No, non voglio che si avvicini. Non posso far niente.

Eccolo.

E' sopra di me, mi fissa faccia a faccia.

Mi sta per prendere, non posso guardarlo, non posso!

E' la cosa più spaventosa che possiate mai immaginare.

Sono sveglio?

Non riesco più a capirlo.
Cos'è questo dolore che avverto dietro al collo?

Sembra una bruciatura.

Non sento alcun rumore.

Esco.

Fuori dalla stanza non c'è nessuno.

Siamo atterrati? Credo di sì.

Dove sono i miei compagni?
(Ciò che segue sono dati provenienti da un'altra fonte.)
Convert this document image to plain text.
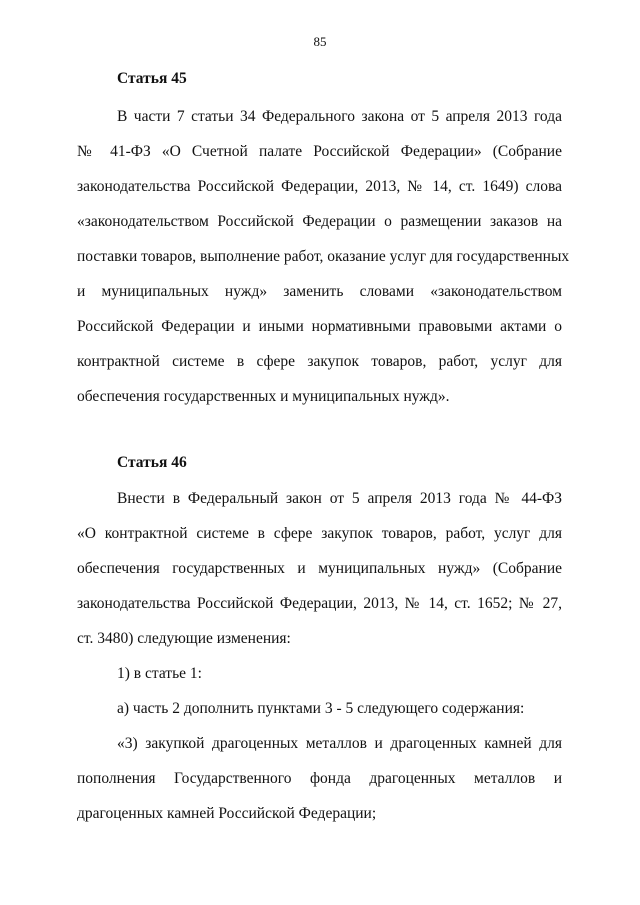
85
Статья 45
В части 7 статьи 34 Федерального закона от 5 апреля 2013 года
№ 41-ФЗ «О Счетной палате Российской Федерации» (Собрание
законодательства Российской Федерации, 2013, № 14, ст. 1649) слова
«законодательством Российской Федерации о размещении заказов на
поставки товаров, выполнение работ, оказание услуг для государственных
и муниципальных нужд» заменить словами «законодательством
Российской Федерации и иными нормативными правовыми актами о
контрактной системе в сфере закупок товаров, работ, услуг для
обеспечения государственных и муниципальных нужд».
Статья 46
Внести в Федеральный закон от 5 апреля 2013 года № 44-ФЗ
«О контрактной системе в сфере закупок товаров, работ, услуг для
обеспечения государственных и муниципальных нужд» (Собрание
законодательства Российской Федерации, 2013, № 14, ст. 1652; № 27,
ст. 3480) следующие изменения:
1) в статье 1:
а) часть 2 дополнить пунктами 3 - 5 следующего содержания:
«3) закупкой драгоценных металлов и драгоценных камней для
пополнения Государственного фонда драгоценных металлов и
драгоценных камней Российской Федерации;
Dove sono... loro?

E' buio, non riesco ad aprire il portellone principale.

Ah eccolo, si sta aprendo... quanta luce...

No... no non è possibile!

Dio ti prego...

Cos'è tutto questo?

Fuoco, fiamme, centinaia, migliaia di uomini lavorano a mani nude tra urla,

pianti e corpi senza vita ammassati uno sopra l'altro.

Vengo gettato al suolo da uno di loro come fossi un rifiuto.

Sporco di terra e di sangue provo a ribellarmi ma non c'è verso.

Guardo la morte ed il tormento di queste persone,

il medesimo che regnava nei campi di sterminio nelle prime delle nostre guerre mondiali e mi rendo conto di una cosa, avevano ragione: sono come noi.

Con gli occhi gonfi di lacrime e polvere osservo la fine dell'umanità nella disperazione e,

ancora una volta, mi torna alla mente la frase del generale, quella che ripeteva sempre:

“E' tutto una questione di scambi”... ora la capisco.